Und dann, als würde er voraussehen, dass Paramanandaji ihn bald besuchen würde, gab ihm Swamiji ein paar goldene Ratschläge, die ihm dabei helfen würden, aus sich einen guten Mönch zu machen: „Sprich um jeden Preis die Wahrheit. Die Wahrheit zu sagen kann niemandem Schaden zufügen. Sie gibt Dir spirituelle Kraft. Wahrheit kann nur dadurch erreicht werden, dass man Wahrheit spricht. Kontrolliere Ärger, indem Du Geduld entwickelst, kosmische Liebe, Dienen und Mitgefühl. Du musst Sanftheit kultivieren, Großmut und Mut. Sechs Stunden Studieren und sechs Stunden Meditationsübungen etc. müssen ohne Unterbrechung ineinander übergehen. Vergiss die Vergangenheit. Lebe in der soliden Gegenwart. Gib jede Art überspannter Erwartungen auf. Selbst wenn die Leute Dich verfolgen, Dich hassen und verspotten, bleibe ruhig. Schlage nicht zurück. Lies täglich die Bergpredigt, bevor Du mit der Arbeit beginnst. Ich zitiere eine Stelle. Wenn Du dich einmal am Tag daran erinnerst, wird sie Dir moksha (Befreiung) geben. Praktiziere sie um jeden Preis zu jeder Zeit: „Liebe Deine Feinde. Segne, die Dich verfluchen. Tue Gutes denen, die Dich hassen und bete für jene, die Dich verachten und verfolgen.“ Die Praxis ist schwierig, aber möglich und notwendig.“

Swami Paramanandaji kam nach Rishikesh. Er erzählte von seiner Erfahrung während der ersten Tage im Ashram: „Eines Tages betrat ich Swami Sivananda’s Kutir. Er hieß mich mit großer Freude willkommen. Ohne etwas Bestimmtes zu erwarten, bat ich ihn um spirituelle Unterweisung. Er fragte mich: „Weißt Du, wie man Namaskar (ehrerbietig grüßen) gegenüber Älteren und Sadhus praktiziert?“ Ich fühlte mich eingeschüchtert. Dann gab er eine praktische Demonstration, indem er flach auf den Boden niederfiel.
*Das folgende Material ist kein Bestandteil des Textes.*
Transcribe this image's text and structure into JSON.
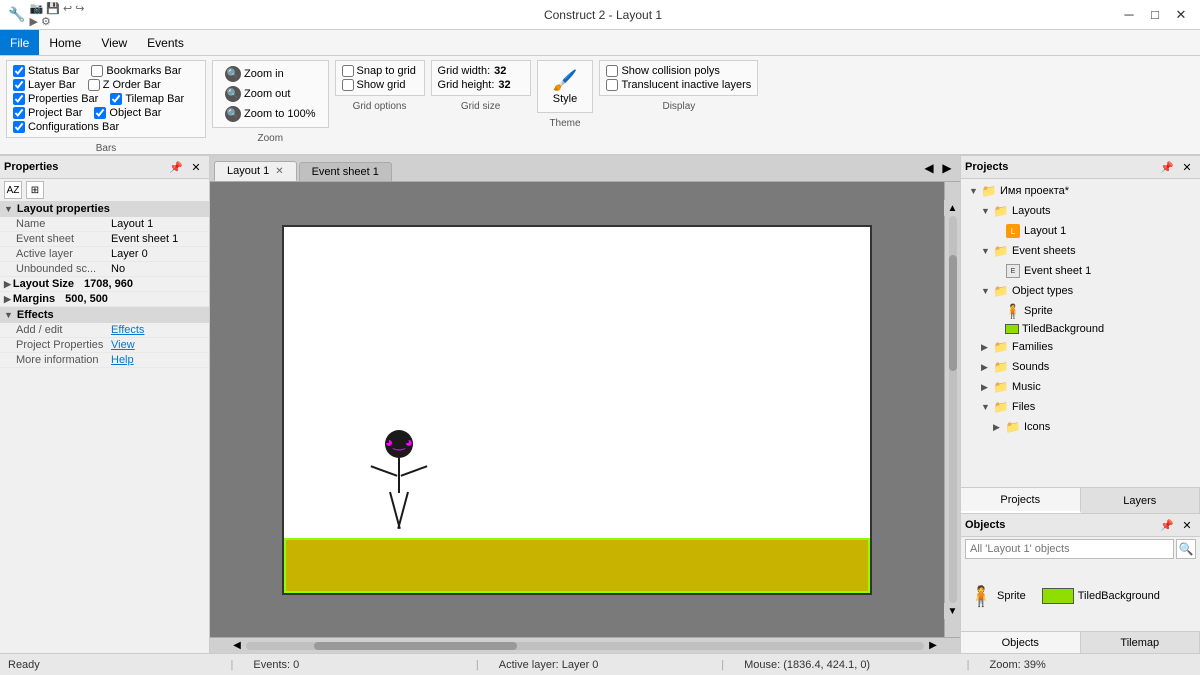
{
  "window": {
    "title": "Construct 2 - Layout 1"
  },
  "titlebar": {
    "minimize_label": "─",
    "maximize_label": "□",
    "close_label": "✕"
  },
  "menubar": {
    "items": [
      {
        "id": "file",
        "label": "File",
        "active": true
      },
      {
        "id": "home",
        "label": "Home"
      },
      {
        "id": "view",
        "label": "View"
      },
      {
        "id": "events",
        "label": "Events"
      }
    ]
  },
  "ribbon": {
    "bars_group": {
      "label": "Bars",
      "checkboxes": [
        {
          "id": "status-bar",
          "label": "Status Bar",
          "checked": true
        },
        {
          "id": "bookmarks-bar",
          "label": "Bookmarks Bar",
          "checked": false
        },
        {
          "id": "layer-bar",
          "label": "Layer Bar",
          "checked": true
        },
        {
          "id": "z-order-bar",
          "label": "Z Order Bar",
          "checked": false
        },
        {
          "id": "tilemap-bar",
          "label": "Tilemap Bar",
          "checked": true
        },
        {
          "id": "properties-bar",
          "label": "Properties Bar",
          "checked": true
        },
        {
          "id": "object-bar",
          "label": "Object Bar",
          "checked": true
        },
        {
          "id": "configurations-bar",
          "label": "Configurations Bar",
          "checked": true
        },
        {
          "id": "project-bar",
          "label": "Project Bar",
          "checked": true
        }
      ]
    },
    "zoom_group": {
      "label": "Zoom",
      "zoom_in": "Zoom in",
      "zoom_out": "Zoom out",
      "zoom_100": "Zoom to 100%"
    },
    "grid_group": {
      "label": "Grid options",
      "snap_to_grid": "Snap to grid",
      "show_grid": "Show grid"
    },
    "grid_size_group": {
      "label": "Grid size",
      "width_label": "Grid width:",
      "width_value": "32",
      "height_label": "Grid height:",
      "height_value": "32"
    },
    "theme_group": {
      "label": "Theme",
      "style_label": "Style"
    },
    "display_group": {
      "label": "Display",
      "show_collision": "Show collision polys",
      "translucent": "Translucent inactive layers"
    }
  },
  "tabs": [
    {
      "id": "layout1",
      "label": "Layout 1",
      "active": true,
      "closable": true
    },
    {
      "id": "events1",
      "label": "Event sheet 1",
      "active": false,
      "closable": false
    }
  ],
  "properties": {
    "title": "Properties",
    "section": "Layout properties",
    "rows": [
      {
        "label": "Name",
        "value": "Layout 1"
      },
      {
        "label": "Event sheet",
        "value": "Event sheet 1"
      },
      {
        "label": "Active layer",
        "value": "Layer 0"
      },
      {
        "label": "Unbounded sc...",
        "value": "No"
      }
    ],
    "layout_size": {
      "label": "Layout Size",
      "value": "1708, 960"
    },
    "margins": {
      "label": "Margins",
      "value": "500, 500"
    },
    "effects": {
      "title": "Effects",
      "add_edit": {
        "label": "Add / edit",
        "link": "Effects"
      },
      "project_props": {
        "label": "Project Properties",
        "link": "View"
      },
      "more_info": {
        "label": "More information",
        "link": "Help"
      }
    }
  },
  "project_tree": {
    "title": "Projects",
    "root": "Имя проекта*",
    "items": [
      {
        "id": "layouts",
        "label": "Layouts",
        "type": "folder",
        "indent": 2,
        "expanded": true
      },
      {
        "id": "layout1",
        "label": "Layout 1",
        "type": "layout",
        "indent": 3
      },
      {
        "id": "event-sheets",
        "label": "Event sheets",
        "type": "folder",
        "indent": 2,
        "expanded": true
      },
      {
        "id": "event-sheet1",
        "label": "Event sheet 1",
        "type": "event",
        "indent": 3
      },
      {
        "id": "object-types",
        "label": "Object types",
        "type": "folder",
        "indent": 2,
        "expanded": true
      },
      {
        "id": "sprite",
        "label": "Sprite",
        "type": "sprite",
        "indent": 3
      },
      {
        "id": "tiled-bg",
        "label": "TiledBackground",
        "type": "tiled",
        "indent": 3
      },
      {
        "id": "families",
        "label": "Families",
        "type": "folder",
        "indent": 2,
        "expanded": false
      },
      {
        "id": "sounds",
        "label": "Sounds",
        "type": "folder",
        "indent": 2,
        "expanded": false
      },
      {
        "id": "music",
        "label": "Music",
        "type": "folder",
        "indent": 2,
        "expanded": false
      },
      {
        "id": "files",
        "label": "Files",
        "type": "folder",
        "indent": 2,
        "expanded": true
      },
      {
        "id": "icons",
        "label": "Icons",
        "type": "folder",
        "indent": 3,
        "expanded": false
      }
    ]
  },
  "panel_tabs": [
    {
      "id": "projects",
      "label": "Projects",
      "active": true
    },
    {
      "id": "layers",
      "label": "Layers",
      "active": false
    }
  ],
  "objects_panel": {
    "title": "Objects",
    "search_placeholder": "All 'Layout 1' objects",
    "items": [
      {
        "id": "sprite",
        "label": "Sprite",
        "type": "sprite"
      },
      {
        "id": "tiled-bg",
        "label": "TiledBackground",
        "type": "tiled"
      }
    ]
  },
  "obj_panel_tabs": [
    {
      "id": "objects",
      "label": "Objects",
      "active": true
    },
    {
      "id": "tilemap",
      "label": "Tilemap",
      "active": false
    }
  ],
  "statusbar": {
    "ready": "Ready",
    "events": "Events: 0",
    "active_layer": "Active layer: Layer 0",
    "mouse": "Mouse: (1836.4, 424.1, 0)",
    "zoom": "Zoom: 39%"
  }
}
Ich fühlte mich, als wäre das allmächtige Himalaya-Gebirge zu Boden gestürzt! Dann folgten glühende Worte: „Junge Aspiranten sind oft egoistisch, arrogant und rücksichtslos. Sie wissen sich nicht zu verneigen. Sie haben keine Kontrolle über die Sinne. Sie streben nach dem Nirvana und nach Siddhis ohne entsprechende Vorbereitung. Dienen, dienen, dienen, den Mahatmas und kranken Menschen, ist das Einzige, was wahrhaftig ein reines Herz und schnellen spirituellen Fortschritt bringen kann. Trage Wasser von Kutir zu Kutir und kümmere Dich um Kranke mit der richtigen inneren Einstellung. Massiere die Beine der Kranken. Wasche ihre Kleider. Stehst Du um 4 Uhr morgens auf? Wie viele Mantrawiederholungen machst Du täglich? Wie lange schweigst du täglich? Wieso lachst Du laut und verschwendest Deine Energie und Zeit mit Geschwätz? Wo ist da Zeit für Witze? Zeig mir Deine tägliche Routine und wie Du Deine 24 Stunden verbringst.“ Ich war sprachlos. Ich stand da wie zu einer Statue erstarrt, unfähig zu atmen. Am Ende, nach dem Namaskar (Verneigung), verließ ich seine Hütte und dachte ernsthaft über die Fragen nach. Ich schrieb sie auf ein Stück Papier. Dieses erste Donnerwetter eines Mahatma (Meister) öffnete mir die Augen. Ich wartete voller Bedacht Möglichkeiten ab, ihm zuzusehen und mehr zu lernen.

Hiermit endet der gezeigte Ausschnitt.